I was stunned. How could this be? A computer should be ideally placed to perform such a task. However the perception of the end users is that a human is a more reliable interpreter of the ECG. This message struck a chord with systems I've helped write in the past - specifically invoicing systems. In one case we spent 3 months tracking down a variety of bugs where the client believed the total of the invoice was out by a single penny. The net result of these errors was that the client started manually checking the total of every invoice - defying the point of the system.

So what's the solution?

I'm reminded of a recurrent conversation between myself and pretty much every maths teacher I ever had:
Teacher: You haven't shown any of your workings for any of the answers on this test! If your answer's not correct you could still get partial credit for having the right working.
Me: But were the answers correct?
Teacher: Yes...
Me: So what's the problem?
I was too young (and arrogant) to see it at the time, but the problem was that mistakes are easy to make, and showing your working is a safety net to reduce the consequences when you make them. This is especially true with complex algorithms where probability and statistics are involved.

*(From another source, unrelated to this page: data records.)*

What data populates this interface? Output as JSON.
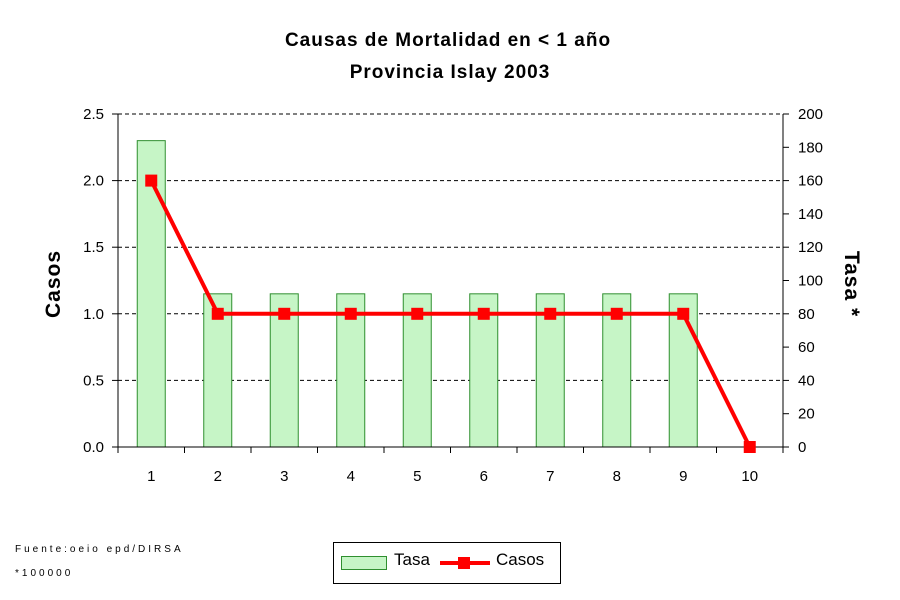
{
  "chart_data": {
    "type": "bar+line",
    "title": "Causas de Mortalidad en < 1 año",
    "subtitle": "Provincia Islay 2003",
    "categories": [
      "1",
      "2",
      "3",
      "4",
      "5",
      "6",
      "7",
      "8",
      "9",
      "10"
    ],
    "series": [
      {
        "name": "Tasa",
        "type": "bar",
        "axis": "right",
        "values": [
          184,
          92,
          92,
          92,
          92,
          92,
          92,
          92,
          92,
          0
        ],
        "color": "#c6f5c6",
        "border": "#2f8f2f"
      },
      {
        "name": "Casos",
        "type": "line",
        "axis": "left",
        "values": [
          2,
          1,
          1,
          1,
          1,
          1,
          1,
          1,
          1,
          0
        ],
        "color": "#ff0000"
      }
    ],
    "ylabel_left": "Casos",
    "ylabel_right": "Tasa *",
    "ylim_left": [
      0,
      2.5
    ],
    "ylim_right": [
      0,
      200
    ],
    "yticks_left": [
      "0.0",
      "0.5",
      "1.0",
      "1.5",
      "2.0",
      "2.5"
    ],
    "yticks_right": [
      "0",
      "20",
      "40",
      "60",
      "80",
      "100",
      "120",
      "140",
      "160",
      "180",
      "200"
    ],
    "grid": "horizontal dashed",
    "legend_position": "bottom-center"
  },
  "footnotes": {
    "source": "Fuente:oeio epd/DIRSA",
    "note": "*100000"
  }
}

When our algorithms show their working, and we dispute the answers they produce, we have the option of following the steps through ourselves. It may be that the algorithm made a duff decision, in which case the user can disregard its conclusions - or it may be that the users would have missed something that the computer nailed, in which case this has now turned into a learning exercise.

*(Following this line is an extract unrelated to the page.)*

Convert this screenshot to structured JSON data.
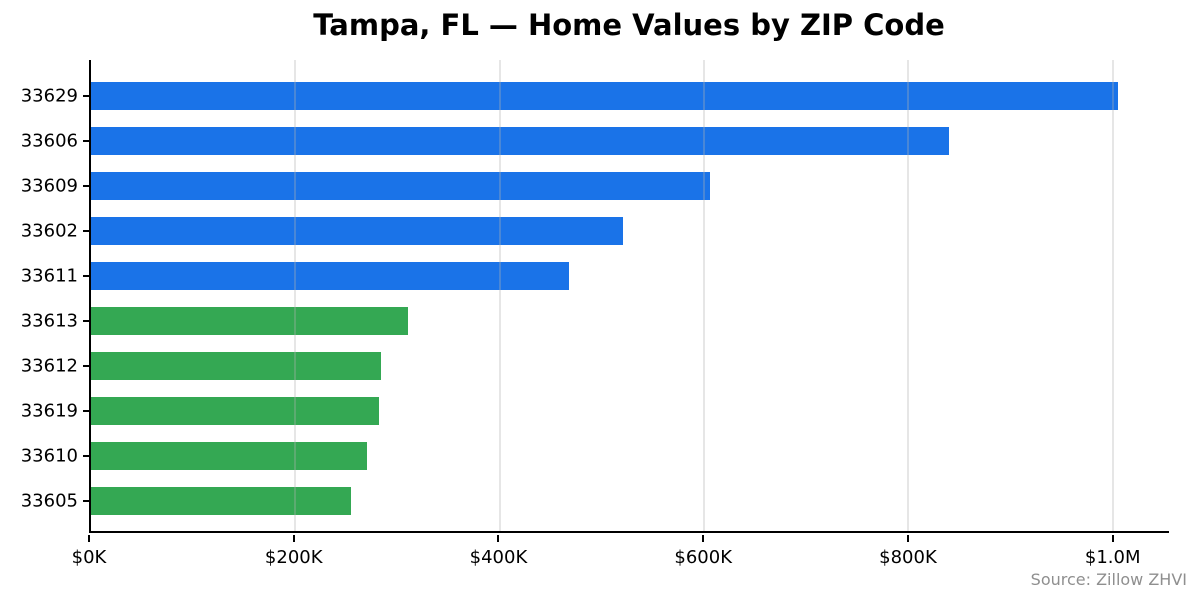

I was very much persuaded by the arguments in About Face that users relate to programs in similar ways to colleagues. To show your working is to explain your point of view - and be perceived as a source who sometimes has useful things to contribute, but sometimes make errors. Crucially, however, in either case you give the user the ability to decide whether to trust your judgement. Without this, you are a stranger, and the user has no means of deciding whether to trust you.

There are of course usability issues to consider in this. The "working" must be intelligible - this is not an excuse to return to splurging out pages of output on every button-click. However intelligent solutions can be found. For example in the ECG example, why not produce an output that superimposes onto the received signal a caricature representing how the program has interpreted it? For the invoicing example, why not provide (on click of a button) itemised calculations with sub-totals, exchange rates and rounding policies explicitly described? And I'm still holding out for weather reports with error bars.

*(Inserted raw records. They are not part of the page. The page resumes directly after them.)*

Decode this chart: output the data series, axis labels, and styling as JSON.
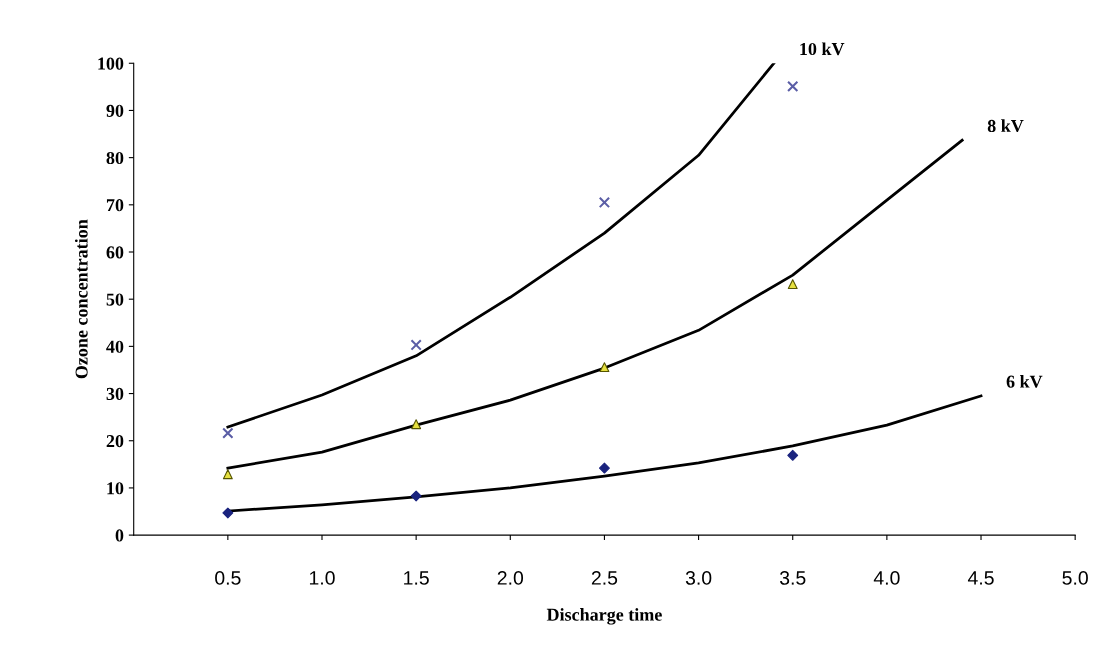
{
  "chart_data": {
    "type": "scatter",
    "xlabel": "Discharge time",
    "ylabel": "Ozone concentration",
    "xlim": [
      0,
      5
    ],
    "ylim": [
      0,
      100
    ],
    "xticks": [
      {
        "value": 0.5,
        "label": "0.5"
      },
      {
        "value": 1.0,
        "label": "1.0"
      },
      {
        "value": 1.5,
        "label": "1.5"
      },
      {
        "value": 2.0,
        "label": "2.0"
      },
      {
        "value": 2.5,
        "label": "2.5"
      },
      {
        "value": 3.0,
        "label": "3.0"
      },
      {
        "value": 3.5,
        "label": "3.5"
      },
      {
        "value": 4.0,
        "label": "4.0"
      },
      {
        "value": 4.5,
        "label": "4.5"
      },
      {
        "value": 5.0,
        "label": "5.0"
      }
    ],
    "yticks": [
      0,
      10,
      20,
      30,
      40,
      50,
      60,
      70,
      80,
      90,
      100
    ],
    "grid": false,
    "series": [
      {
        "marker": "cross",
        "color": "#5b5ea6",
        "x": [
          0.5,
          1.5,
          2.5,
          3.5
        ],
        "values": [
          21.6,
          40.3,
          70.5,
          95.1
        ]
      },
      {
        "type": "scatter",
        "marker": "triangle",
        "color": "#e6e040",
        "x": [
          0.5,
          1.5,
          2.5,
          3.5
        ],
        "values": [
          12.9,
          23.5,
          35.6,
          53.2
        ]
      },
      {
        "type": "scatter",
        "marker": "diamond",
        "color": "#1a237e",
        "x": [
          0.5,
          1.5,
          2.5,
          3.5
        ],
        "values": [
          4.7,
          8.3,
          14.2,
          16.9
        ]
      },
      {
        "type": "line",
        "name": "10 kV",
        "color": "#000000",
        "x": [
          0.5,
          1.0,
          1.5,
          2.0,
          2.5,
          3.0,
          3.4
        ],
        "values": [
          22.9,
          29.7,
          38,
          50.4,
          64,
          80.5,
          100
        ]
      },
      {
        "type": "line",
        "name": "8 kV",
        "color": "#000000",
        "x": [
          0.5,
          1.0,
          1.5,
          2.0,
          2.5,
          3.0,
          3.5,
          4.0,
          4.4
        ],
        "values": [
          14.2,
          17.6,
          23.3,
          28.6,
          35.4,
          43.4,
          55.1,
          71,
          83.7
        ]
      },
      {
        "type": "line",
        "name": "6 kV",
        "color": "#000000",
        "x": [
          0.5,
          1.0,
          1.5,
          2.0,
          2.5,
          3.0,
          3.5,
          4.0,
          4.5
        ],
        "values": [
          5.1,
          6.4,
          8.1,
          10,
          12.5,
          15.3,
          18.9,
          23.3,
          29.5
        ]
      }
    ]
  }
}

Whatever the mechanism, when we go beyond spitting out a single number and provide a way for our users to verify the algorithm's calculations, we humble our programs, make them more transparent, and this is the root of trust.

Complex algorithms produce complex answers. 
Any attempt to simplify complex answers will involve losing something, often accuracy.
Your algorithms will not always produce the correct results. 
Show your working.

Update: John D. Cook provided some thoughts via twitter:
... I emphasize to students that their work must be PERSUASIVE and not just correct if they want it to be used
If the real goal is to persuade the user, showing your working is just one route to this - and if implemented poorly (e.g. splurging out pages of text) then it may fail to make a good enough case. We are putting forward an argument to the user, and the considerations for prose arguments (brevity, clarity etc) still apply.